A haunting family portrait
By Ann Hornaday
Friday, April 1, 2011
The title says it all about “The Woodmans,” C. Scott Willis’s sensitive, absorbing group portrait of an artistic family. Although the documentary could easily be mistaken for a biography of the accomplished photographer Francesca Woodman, who died in 1981 at the age of 22 after taking her own life, Willis subtly teases out how her forceful personality, artistic gifts and posthumous success have impacted a family every bit as creative and ambitious as she was.
So even as George and Betty Woodman — a painter and ceramicist, respectively — and Francesca’s brother Charlie, an electronic artist, fondly recall Francesca’s early promise and potent visual sensibility, their accolades possess a competitive edge. At one point Betty admits at being “in awe” of her daughter, who as a student at the Rhode Island School of Design and later in New York seemed to have outpaced her parents’ quieter (but highly respected) careers. Even as a child, Francesca was “precocious, self-determined and special,” Charlie recalls with a touch of rue.
And she was, as her haunting, black-and-white photographs prove. Willis, an award-winning television news producer, allows those alternately stark and lyrical images to linger while Francesca’s family and friends tell of a life that began in 1950s Colorado, where George and Betty taught at the university in Boulder. Surrounded by her parents’ work and assuming their rigorous work ethic as her own, Francesca quickly took on the passions and self-discipline of a fully formed artist, but her emotions where as fragile as any young girl’s: One of the most jarring juxtapositions in “The Woodmans” lies in Francesca’s baby-girl voice, caught in brief moments, while her startlingly sophisticated images play across the screen.
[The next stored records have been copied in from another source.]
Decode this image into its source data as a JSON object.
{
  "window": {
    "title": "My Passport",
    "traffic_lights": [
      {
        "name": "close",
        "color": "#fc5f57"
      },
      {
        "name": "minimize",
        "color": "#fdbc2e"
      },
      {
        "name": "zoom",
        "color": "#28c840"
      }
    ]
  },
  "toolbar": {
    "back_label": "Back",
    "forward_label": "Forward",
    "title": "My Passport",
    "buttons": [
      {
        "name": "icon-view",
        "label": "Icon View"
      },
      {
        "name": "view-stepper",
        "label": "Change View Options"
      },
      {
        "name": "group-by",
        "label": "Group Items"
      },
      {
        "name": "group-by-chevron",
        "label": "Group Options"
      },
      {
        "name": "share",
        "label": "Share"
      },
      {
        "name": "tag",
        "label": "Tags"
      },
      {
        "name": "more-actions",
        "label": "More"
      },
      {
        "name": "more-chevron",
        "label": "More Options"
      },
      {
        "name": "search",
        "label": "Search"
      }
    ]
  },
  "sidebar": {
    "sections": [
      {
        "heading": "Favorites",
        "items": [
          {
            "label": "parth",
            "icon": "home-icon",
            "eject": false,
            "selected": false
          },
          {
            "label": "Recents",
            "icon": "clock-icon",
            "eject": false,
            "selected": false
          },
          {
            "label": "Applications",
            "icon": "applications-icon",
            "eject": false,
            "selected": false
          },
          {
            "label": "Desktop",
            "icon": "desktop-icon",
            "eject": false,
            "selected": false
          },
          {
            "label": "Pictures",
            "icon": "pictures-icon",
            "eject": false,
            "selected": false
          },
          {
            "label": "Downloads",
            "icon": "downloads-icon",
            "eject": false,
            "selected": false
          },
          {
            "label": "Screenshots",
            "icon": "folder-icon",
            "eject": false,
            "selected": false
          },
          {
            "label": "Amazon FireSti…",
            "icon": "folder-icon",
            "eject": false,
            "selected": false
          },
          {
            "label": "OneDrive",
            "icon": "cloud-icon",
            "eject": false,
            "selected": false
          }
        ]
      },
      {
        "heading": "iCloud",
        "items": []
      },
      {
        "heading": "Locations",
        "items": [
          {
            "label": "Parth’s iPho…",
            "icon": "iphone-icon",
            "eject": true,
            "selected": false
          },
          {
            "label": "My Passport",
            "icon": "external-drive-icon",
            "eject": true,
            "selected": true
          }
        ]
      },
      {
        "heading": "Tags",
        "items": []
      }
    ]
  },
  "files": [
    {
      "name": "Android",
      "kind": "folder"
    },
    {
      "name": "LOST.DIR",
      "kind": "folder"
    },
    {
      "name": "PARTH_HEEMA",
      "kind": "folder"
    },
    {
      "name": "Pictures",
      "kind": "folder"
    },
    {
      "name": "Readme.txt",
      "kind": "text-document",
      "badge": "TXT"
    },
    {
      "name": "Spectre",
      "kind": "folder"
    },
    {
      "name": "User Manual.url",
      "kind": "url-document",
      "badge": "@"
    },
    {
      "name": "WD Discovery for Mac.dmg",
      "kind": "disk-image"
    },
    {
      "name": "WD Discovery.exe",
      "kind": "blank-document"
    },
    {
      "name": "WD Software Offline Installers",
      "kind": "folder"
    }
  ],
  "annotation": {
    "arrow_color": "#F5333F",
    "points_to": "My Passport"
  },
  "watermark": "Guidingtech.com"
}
Following Francesca’s journey from Colorado to Rhode Island to New York and Italy, where the Woodmans spent summers, Willis weaves a fascinating, multi-stranded tapestry. On the one hand, “The Woodmans” brings to light a little-known but important 20th-century photographer (as one of her RISD friends observes, a glance at any Urban Outfitters catalogue reveals her influence), even as it deconstructs the Sylvia Plath-esque mythology that has accreted around her. On the other, the film simply and lucidly presents the quotidian, un-romanticized life as a working artist, especially as it traces Betty working on a piece for the American Embassy in China. Most profoundly, “The Woodmans” tells the compelling, if slightly disturbing, story of a family coming to grips with love, ego, resentment and loss. Even in death, Francesca looms large in her family’s emotional life, like one of her own ghostly images that can never entirely fade.